The company's inventory level in fiscal 2013 increased by 2.9% year-on-year to HK $2.06 billion. This is mainly due to the shortage of goods in Europe and the hoarding of goods in two new stores in Hong Kong. Inventory turnover days also rose from 198 days in fiscal year 2012 to 245 days in fiscal year 2013, up 47 days. The company's focus in fiscal year 2013 will be on improving inventory levels, as 200 million inventory will take up a lot of the company's cash, increasing borrowing and financial costs. In the future, the company will reduce inventory by requiring partners to buy out in whole or in part and return the remaining goods to the company to make more reasonable arrangements.

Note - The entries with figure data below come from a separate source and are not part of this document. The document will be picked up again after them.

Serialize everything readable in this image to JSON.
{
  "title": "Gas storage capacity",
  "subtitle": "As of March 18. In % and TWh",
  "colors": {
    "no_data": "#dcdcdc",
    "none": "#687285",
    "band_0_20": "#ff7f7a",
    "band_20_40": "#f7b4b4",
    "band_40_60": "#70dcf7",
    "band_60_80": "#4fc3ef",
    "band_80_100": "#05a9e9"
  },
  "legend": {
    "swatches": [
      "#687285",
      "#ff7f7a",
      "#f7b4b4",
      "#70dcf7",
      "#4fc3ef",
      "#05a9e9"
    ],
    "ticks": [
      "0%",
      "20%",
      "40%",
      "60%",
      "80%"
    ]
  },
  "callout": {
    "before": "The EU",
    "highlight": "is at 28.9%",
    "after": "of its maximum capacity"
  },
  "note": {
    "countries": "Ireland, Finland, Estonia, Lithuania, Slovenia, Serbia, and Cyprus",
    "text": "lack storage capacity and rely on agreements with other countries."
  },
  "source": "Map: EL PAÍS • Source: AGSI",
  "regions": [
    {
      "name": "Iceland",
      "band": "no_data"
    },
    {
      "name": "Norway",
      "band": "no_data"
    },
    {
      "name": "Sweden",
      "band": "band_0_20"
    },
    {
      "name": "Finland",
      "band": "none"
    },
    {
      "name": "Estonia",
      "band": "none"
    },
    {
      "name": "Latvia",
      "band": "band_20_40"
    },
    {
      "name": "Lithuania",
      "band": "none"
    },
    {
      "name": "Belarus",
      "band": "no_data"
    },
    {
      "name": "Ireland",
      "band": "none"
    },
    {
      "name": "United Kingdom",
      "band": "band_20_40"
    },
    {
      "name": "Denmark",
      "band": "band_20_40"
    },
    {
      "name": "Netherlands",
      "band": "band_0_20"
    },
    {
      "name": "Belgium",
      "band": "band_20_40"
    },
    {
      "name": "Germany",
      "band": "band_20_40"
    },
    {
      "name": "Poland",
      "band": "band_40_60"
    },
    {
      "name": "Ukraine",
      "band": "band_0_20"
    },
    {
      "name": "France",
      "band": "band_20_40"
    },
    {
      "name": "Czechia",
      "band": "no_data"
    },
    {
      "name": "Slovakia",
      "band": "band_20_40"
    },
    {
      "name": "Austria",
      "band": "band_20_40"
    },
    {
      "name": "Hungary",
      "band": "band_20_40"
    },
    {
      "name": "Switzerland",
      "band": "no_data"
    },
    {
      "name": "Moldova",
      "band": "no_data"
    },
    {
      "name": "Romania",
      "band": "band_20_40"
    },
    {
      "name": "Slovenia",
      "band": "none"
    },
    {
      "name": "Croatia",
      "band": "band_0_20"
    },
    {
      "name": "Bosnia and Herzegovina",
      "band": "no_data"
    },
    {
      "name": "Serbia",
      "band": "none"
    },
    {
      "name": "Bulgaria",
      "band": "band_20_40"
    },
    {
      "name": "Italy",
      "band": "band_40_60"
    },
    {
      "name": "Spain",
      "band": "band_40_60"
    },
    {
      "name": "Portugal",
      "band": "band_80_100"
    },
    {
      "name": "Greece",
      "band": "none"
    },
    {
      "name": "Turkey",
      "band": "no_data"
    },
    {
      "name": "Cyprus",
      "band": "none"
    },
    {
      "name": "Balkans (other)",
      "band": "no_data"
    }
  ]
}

Same-store sales growth is gradually improving, and there may be no new stores in the new fiscal year:

The company said that judging from the current consumption situation, sales in Hong Kong and Macao have slowly improved. In April and May of the new fiscal year, same-store growth in Hong Kong and Macao was 8% and 11% respectively, and 16% and 13% in May, respectively. But sales in China are still slow, and same-store growth is still negative, bringing down the company's overall same-store growth to 4% and 10%. At present, the sales of mid-range and high-end watches are good, and the sales of watches worth about 200000 yuan are still not improving. For the new year, the company will not open any new stores except perhaps in Taiwan. The company will continue to maintain the current dividend rate.

The translation is provided by third-party software.